Kids are good at wishing away the days. All young people are, I think. Lately L. spends his off-computer time pacing around in circles in his room, thinking about the day he'll be thirteen, and able to play a video game rated "Teen" that he has his eye on. T. talks about being a teenager some day, like the big girls at the pool, and her face lights up with a strange, pleased smile, as if she can scarcely imagine that day.
"Let's not get ahead of ourselves," I'll tell L. when he talks about thirteen. Because I don't want him to be thirteen--not yet. I don't want to spend too much time thinking about T., long-legged and gigging, circling the pool with her friends, talking teenage talk, making teenage plans.
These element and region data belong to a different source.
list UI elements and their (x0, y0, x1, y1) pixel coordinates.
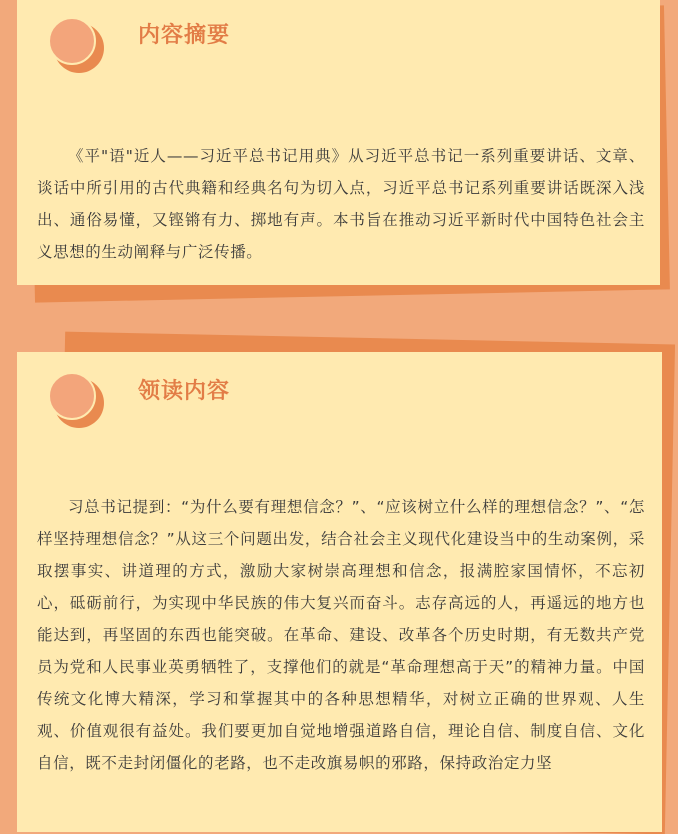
summary-badge-icon (48, 17, 106, 75)
reading-body: 习总书记提到：“为什么要有理想信念？”、“应该树立什么样的理想信念？”、“怎样坚持理想信念？”从这三个问题出发，结合社会主义现代化建设当中的生动案例，采取摆事实、讲道理的方式，激励大家树崇高理想和信念，报满腔家国情怀，不忘初心，砥砺前行，为实现中华民族的伟大复兴而奋斗。志存高远的人，再遥远的地方也能达到，再坚固的东西也能突破。在革命、建设、改革各个历史时期，有无数共产党员为党和人民事业英勇牺牲了，支撑他们的就是“革命理想高于天”的精神力量。中国传统文化博大精深，学习和掌握其中的各种思想精华，对树立正确的世界观、人生观、价值观很有益处。我们要更加自觉地增强道路自信，理论自信、制度自信、文化自信，既不走封闭僵化的老路，也不走改旗易帜的邪路，保持政治定力坚 (37, 498, 645, 772)
reading-badge-icon (48, 372, 106, 430)
summary-body: 《平"语"近人——习近平总书记用典》从习近平总书记一系列重要讲话、文章、谈话中所引用的古代典籍和经典名句为切入点，习近平总书记系列重要讲话既深入浅出、通俗易懂，又铿锵有力、掷地有声。本书旨在推动习近平新时代中国特色社会主义思想的生动阐释与广泛传播。 (37, 147, 645, 261)
reading-title: 领读内容 (138, 379, 231, 404)
summary-card (17, 0, 660, 285)
reading-card (17, 352, 662, 832)
summary-title: 内容摘要 (138, 23, 231, 48)
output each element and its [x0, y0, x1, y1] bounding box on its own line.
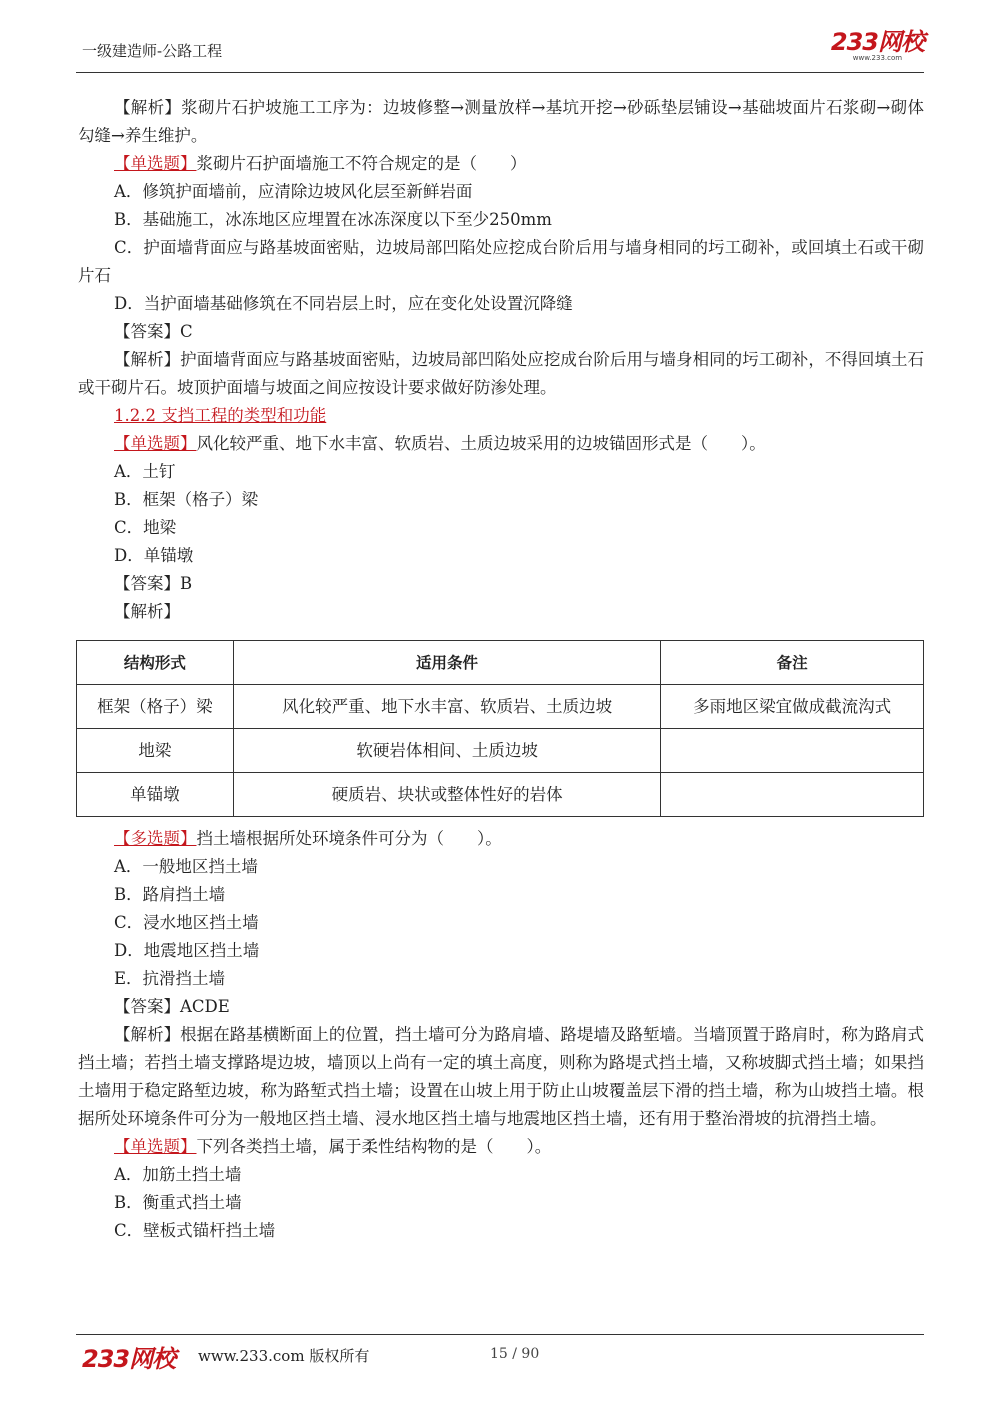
answer: 【答案】C [114, 322, 193, 341]
page-header [76, 28, 924, 73]
table-cell: 软硬岩体相间、土质边坡 [233, 729, 660, 773]
table-cell: 硬质岩、块状或整体性好的岩体 [233, 773, 660, 817]
header-title: 一级建造师-公路工程 [82, 42, 223, 60]
option-c: C．浸水地区挡土墙 [114, 913, 259, 932]
table-header-row [77, 641, 924, 685]
question-4 [78, 1133, 924, 1161]
section-heading: 1.2.2 支挡工程的类型和功能 [114, 406, 327, 425]
table-cell: 多雨地区梁宜做成截流沟式 [661, 685, 924, 729]
option-a: A．一般地区挡土墙 [114, 857, 258, 876]
analysis: 【解析】护面墙背面应与路基坡面密贴，边坡局部凹陷处应挖成台阶后用与墙身相同的圬工砌补，不得回填土石或干砌片石。坡顶护面墙与坡面之间应按设计要求做好防渗处理。 [78, 350, 924, 397]
question-text: 浆砌片石护面墙施工不符合规定的是（ ） [196, 154, 527, 173]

I've been thinking about the last time I wished away time like that. It was the summer before I met Scott, and the last time I traveled to Greece as a single person alone, just me, my twenty-four year old self. I had spent the year before growing my hair long and it was down past my shoulders. My sister and I shared a room in the little mountain house my parents had recently bought--a family investment, a place we could return to year after year. I was restless that summer. We'd make our way from the stone house across the small village in pitch black, our flashlights only strong enough to illuminate about a foot in front of us. We were headed to the big renovated farmhouse at the basin of a small valley, where some Greek friends of my parents lived in the summer. There, with no light around for miles, you could stretch out on the hood of one of the cars and see stars forever. If you fixed your eyes only on the sky you could actually feel the darkness pressing in on you, and your body carved out of it. The darkness had weight, and form. I would feel awed in front of it, but also small and insignificant and alone.
I wish I had lived more wholly in those moments: the stumbling walk in the dark across the rocky path, the stars, the laughter coming from the house, lying in the dark in the narrow twin bed I slept in at night, my long hair fanned across the pillow, whispering talk with my sister, waking at dawn to the roosters crowing and the smell of coffee. Instead I wished away those times. I wanted to be older. I wanted to be in love. I wanted my life to be in order and the shapeless meandering days of that summer frustrated me. I wanted to fast-forward it all. I didn't know that so much would change, or that I'd cut my hair short that fall; that I'd meet Scott in the winter and that falling in love would be a crazy-happy time, so literally a fall away from so much, but toward so much more.
You don't have to grow much older before you realize that life is filled with those types of necessary losses. I'm not sad that so much changed. But I have always been hyper-aware, since that summer, that it did.